Status report, please
Well, how is it going out there? You where you think you were going to be?
Are customers still buying at your best guess rate considering COVID-19? Even though customers are still buying, how much longer can that go on considering shortages of parts and materials.
Are you going to survive the PPP forgiveness test? Did you include the “forgiveness” in your income tax estimate for the current year? Remember you have one last chance to use the Bonus in 2020. And if you decide to purchase equipment towards that end, will it show up by December 31, 2020 to allow the deduction?
How is your cash balance holding up? How about where you stand versus your ’20 budget? Are you closely monitoring AR and the approval process for new customers? The latest news is the Fed will hold interest rates low until there is a clear indication of a 2% average increase in inflation which could take two years to get here.
Does the bank still love you? Same question regarding your OEM’s and related finance companies. Time to review your bank loan and OEM agreements.
On the positive side are you seeing any “opportunities “in terms of new lines, small undercapitalized service providers, poorly operated competitors, or add-on products or services to sell to customers?
Are you pursuing technology to make you more efficient, easier to do business with, and at the same time inform customers of “deals” as well as required equipment repairs?
Are you in touch with dealers within your network to share ideas and information to help survive this pandemic? If not, you should. Those Currie dealer groups work!
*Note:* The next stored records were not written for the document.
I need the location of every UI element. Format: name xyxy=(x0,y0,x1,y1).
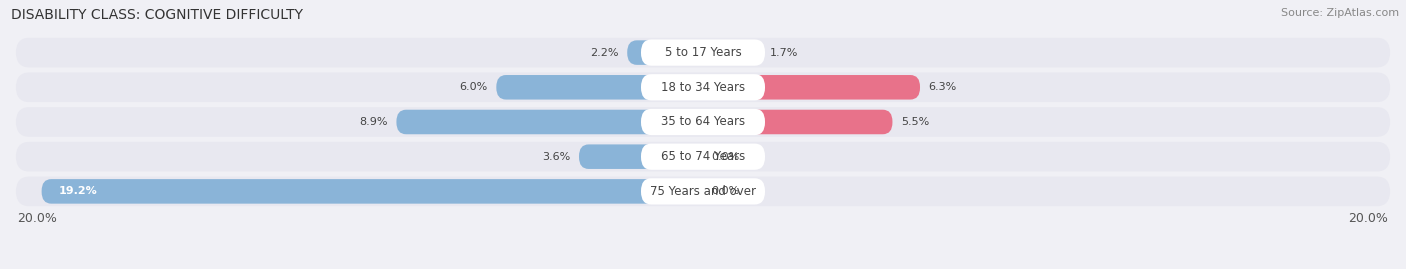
FancyBboxPatch shape xyxy=(641,109,765,135)
Text: 0.0%: 0.0% xyxy=(711,152,740,162)
Text: 19.2%: 19.2% xyxy=(59,186,97,196)
FancyBboxPatch shape xyxy=(703,75,920,100)
FancyBboxPatch shape xyxy=(641,178,765,204)
FancyBboxPatch shape xyxy=(641,144,765,170)
Text: 6.3%: 6.3% xyxy=(928,82,957,92)
Text: 5 to 17 Years: 5 to 17 Years xyxy=(665,46,741,59)
Text: DISABILITY CLASS: COGNITIVE DIFFICULTY: DISABILITY CLASS: COGNITIVE DIFFICULTY xyxy=(11,8,304,22)
FancyBboxPatch shape xyxy=(703,40,762,65)
FancyBboxPatch shape xyxy=(396,110,703,134)
Text: 8.9%: 8.9% xyxy=(360,117,388,127)
Text: 18 to 34 Years: 18 to 34 Years xyxy=(661,81,745,94)
Text: 1.7%: 1.7% xyxy=(770,48,799,58)
FancyBboxPatch shape xyxy=(627,40,703,65)
Text: 5.5%: 5.5% xyxy=(901,117,929,127)
FancyBboxPatch shape xyxy=(15,38,1391,68)
Text: Source: ZipAtlas.com: Source: ZipAtlas.com xyxy=(1281,8,1399,18)
Legend: Male, Female: Male, Female xyxy=(644,264,762,269)
Text: 75 Years and over: 75 Years and over xyxy=(650,185,756,198)
Text: 65 to 74 Years: 65 to 74 Years xyxy=(661,150,745,163)
FancyBboxPatch shape xyxy=(15,142,1391,172)
FancyBboxPatch shape xyxy=(641,40,765,66)
Text: 20.0%: 20.0% xyxy=(17,213,58,225)
FancyBboxPatch shape xyxy=(579,144,703,169)
Text: 35 to 64 Years: 35 to 64 Years xyxy=(661,115,745,129)
Text: 3.6%: 3.6% xyxy=(543,152,571,162)
Text: 20.0%: 20.0% xyxy=(1348,213,1389,225)
FancyBboxPatch shape xyxy=(15,176,1391,206)
Text: 0.0%: 0.0% xyxy=(711,186,740,196)
FancyBboxPatch shape xyxy=(641,74,765,100)
FancyBboxPatch shape xyxy=(703,110,893,134)
Text: 2.2%: 2.2% xyxy=(591,48,619,58)
FancyBboxPatch shape xyxy=(15,107,1391,137)
Text: 6.0%: 6.0% xyxy=(460,82,488,92)
FancyBboxPatch shape xyxy=(496,75,703,100)
FancyBboxPatch shape xyxy=(42,179,703,204)
FancyBboxPatch shape xyxy=(15,72,1391,102)
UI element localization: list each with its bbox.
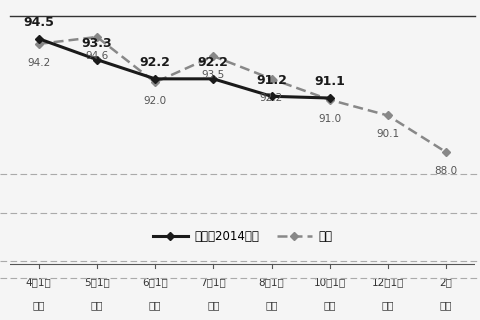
Text: 時点: 時点 xyxy=(265,300,278,311)
Text: 7月1日: 7月1日 xyxy=(201,277,226,288)
Text: 92.2: 92.2 xyxy=(198,56,229,69)
Text: 時点: 時点 xyxy=(324,300,336,311)
Text: 93.5: 93.5 xyxy=(202,70,225,80)
Legend: 全体：2014年卒, 全体: 全体：2014年卒, 全体 xyxy=(148,226,337,248)
Text: 10月1日: 10月1日 xyxy=(313,277,346,288)
Text: 92.2: 92.2 xyxy=(140,56,170,69)
Text: 時点: 時点 xyxy=(33,300,45,311)
Text: 時点: 時点 xyxy=(440,300,452,311)
Text: 91.0: 91.0 xyxy=(318,114,341,124)
Text: 93.3: 93.3 xyxy=(82,37,112,50)
Text: 94.5: 94.5 xyxy=(23,16,54,29)
Text: 時点: 時点 xyxy=(149,300,161,311)
Text: 91.2: 91.2 xyxy=(256,74,287,87)
Text: 91.1: 91.1 xyxy=(314,75,345,88)
Text: 4月1日: 4月1日 xyxy=(26,277,51,288)
Text: 88.0: 88.0 xyxy=(434,166,457,176)
Text: 92.2: 92.2 xyxy=(260,93,283,103)
Text: 時点: 時点 xyxy=(207,300,219,311)
Text: 時点: 時点 xyxy=(91,300,103,311)
Text: 12月1日: 12月1日 xyxy=(372,277,404,288)
Text: 2月: 2月 xyxy=(440,277,453,288)
Text: 94.2: 94.2 xyxy=(27,58,50,68)
Text: 8月1日: 8月1日 xyxy=(259,277,284,288)
Text: 90.1: 90.1 xyxy=(376,129,399,140)
Text: 5月1日: 5月1日 xyxy=(84,277,110,288)
Text: 6月1日: 6月1日 xyxy=(142,277,168,288)
Text: 92.0: 92.0 xyxy=(144,96,167,106)
Text: 94.6: 94.6 xyxy=(85,51,108,61)
Text: 時点: 時点 xyxy=(382,300,394,311)
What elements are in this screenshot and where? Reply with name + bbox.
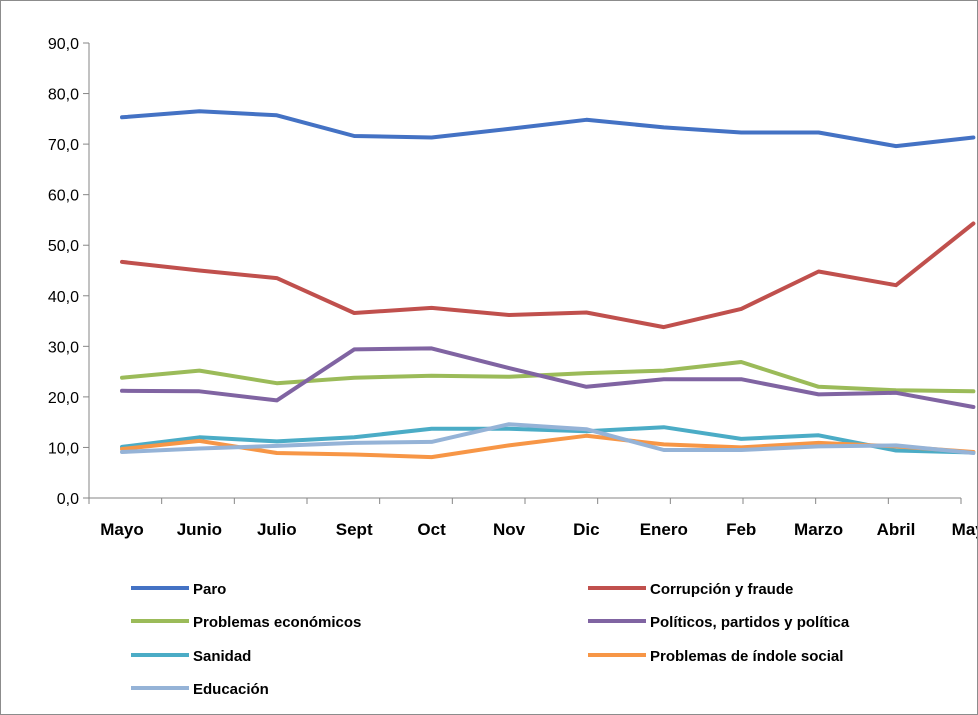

And they will put you on a path to improve profits and company value.
No matter how you answered any of the questions above every dealer or service provider needs to be cautious when it comes to keeping the company solvent, profitable, and valuable.
Personally, I have been updating the budgets every 60 days or so and making department managers explain any pluses and minuses relative to the existing budget in place as well as their support for the adjusted budget going forward.
At the same time, I am projecting out a cash balance for the end of each quarter using historical collection results and also taking into account all debt service currently on the books as well as any contemplated for the current quarter. I then extend this review to the end of the year or six months out whichever is longer. Obviously, the key to any budget or cash flow analysis is revenue projection. Needless to say, all departments need to provide reasonable budgets and have a plan to hit the quarterly results projected.
Any indication that cash flow is slipping or actual results continuously below budget indicates that certain direct and overhead expenses need to be trimmed to align with revenues. And the longer you wait to make these adjustments the more likely you will not survive the recession. Calculate what it takes to replace $1 of cash flow because I assure you once you do you will never again hesitate to adjust costs in a timely fashion again.
As far as I can tell prices are feeling the impact of COVID-19. THEY ARE ALL HIGHER! How will this impact your operating results or sales opportunities? Those fixed maintenance contracts will take a hit should parts and supplies increase in cost by 10% or so. Does it make sense to increase expenses for budget purposes? You can always try to pass on these cost increases at the risk of encouraging customers to shop the market.
There is no doubt that dealers with a meaningful “systems” department have an advantage. There seems to be a new warehouse going up on every block where I travel. These systems need to be designed, a budget prepared for approval, financing obtained, employees trained and a maintenance contract agreed to. Since these systems are the bread and butter of efficient warehouse operation the dealers who control these systems have a stronger bond with the warehouse user. Much easier to sell additional products and services.